Okay, this was a long journey... to find my own screw up.
TLDR; make sure to clear Accounts and Users collections when doing testing.

I missed that there was an accounts collection created and I was only resetting my users collection when doing my testing. So, a new account would be created successfully, however it would create a new ObjectID in Mongo under users. Then the findOne request in getUserbyProviderAccountId would return the first ObjectID in accounts, but that user no longer existed.

This function found the older ObjectID in accounts, which didn't match the new one in users.
const account = await manager.findOne(Account, { providerId, providerAccountId })

This was entirely user error in resetting my database, but a possible solution is to return the latest ObjectID for a providerAccountId from the OAuth request, instead of the first. The risk is that poor database management would allow the Accounts collection to fill up with useless data.

[rafiqumsieh0]

Sorry guys I was afk. My code is very similar to dr-starchildren. Thanks to @dr-starchildren , I was able to solve the problem. I was not aware of the "accounts" collection that is used internally to keep track of users. I was deleting the "users" collection without clearing the "accounts' collection. I found multiple records in the "accounts" collection. That was probably created during initial setup and testing. Deleting both collections (users and accounts) solved my issue, and now I can log in with no issues so far.
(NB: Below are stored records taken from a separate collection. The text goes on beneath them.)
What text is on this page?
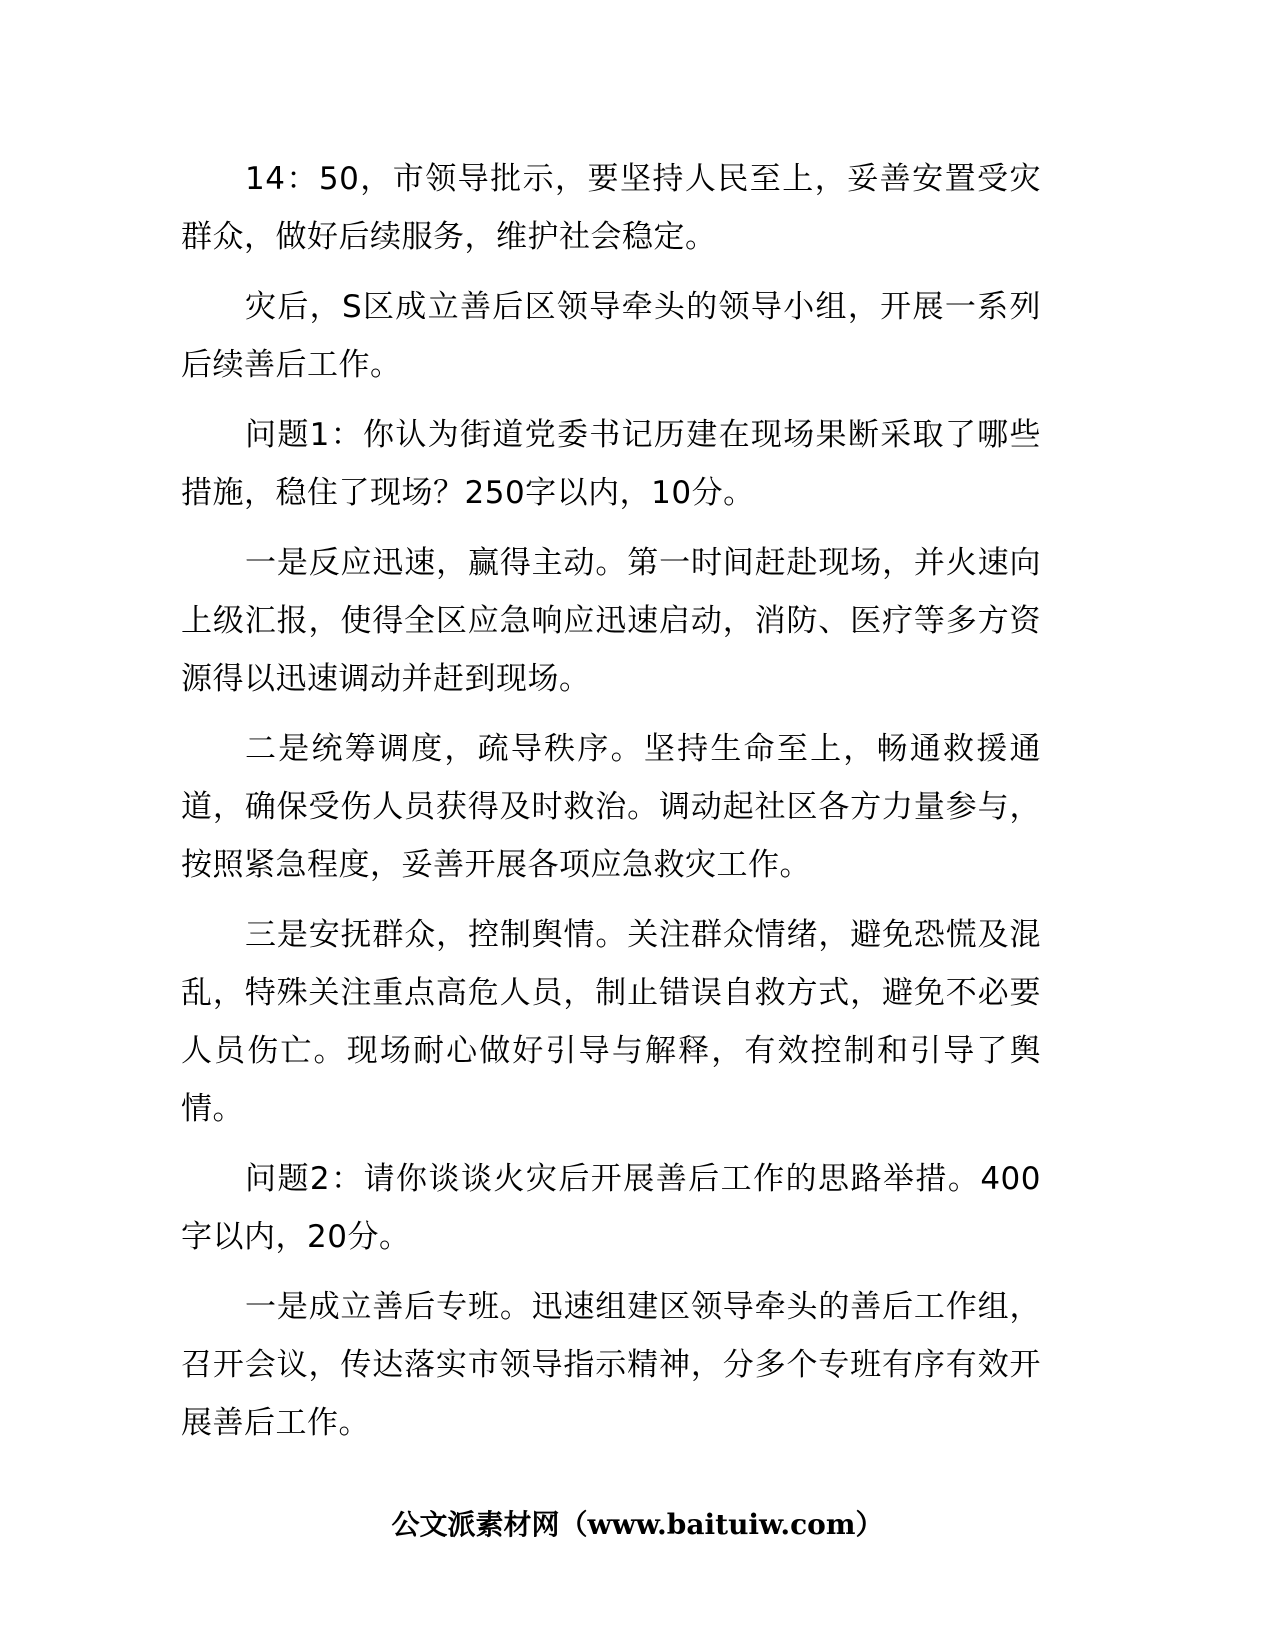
14：50，市领导批示，要坚持人民至上，妥善安置受灾群众，做好后续服务，维护社会稳定。

灾后，S区成立善后区领导牵头的领导小组，开展一系列后续善后工作。

问题1：你认为街道党委书记历建在现场果断采取了哪些措施，稳住了现场？250字以内，10分。

一是反应迅速，赢得主动。第一时间赶赴现场，并火速向上级汇报，使得全区应急响应迅速启动，消防、医疗等多方资源得以迅速调动并赶到现场。

二是统筹调度，疏导秩序。坚持生命至上，畅通救援通道，确保受伤人员获得及时救治。调动起社区各方力量参与，按照紧急程度，妥善开展各项应急救灾工作。

三是安抚群众，控制舆情。关注群众情绪，避免恐慌及混乱，特殊关注重点高危人员，制止错误自救方式，避免不必要人员伤亡。现场耐心做好引导与解释，有效控制和引导了舆情。

问题2：请你谈谈火灾后开展善后工作的思路举措。400字以内，20分。

一是成立善后专班。迅速组建区领导牵头的善后工作组，召开会议，传达落实市领导指示精神，分多个专班有序有效开展善后工作。

公文派素材网（www.baituiw.com）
Thank you both @balazsorban44 @dr-starchildren

[shivamragnar]

@balazsorban44 Well thanks for the great library again. IMO this issue is still there and we cannot delete the collections of the app that is running live. I think the issue is something else, may be it is with how the linking of accounts is handled.

We have a user with correct data in users and accounts collections. Each having only single record no multiple records, neither with any other provider nor for any multiple signIn requests. Having this level of clean data is still returning error as OAuthAccountNotLinked.
We tested this, for us everything works fine unless we remove data from accounts collection for a user and then we experience this error. But the use-case i have mentioned above have both the entries in users and in accounts.
We are using "next": "^12.0.3", "next-auth": "^3.13.3", in our app.

Any help would be helpful so that we can rectify this particular user's login issue.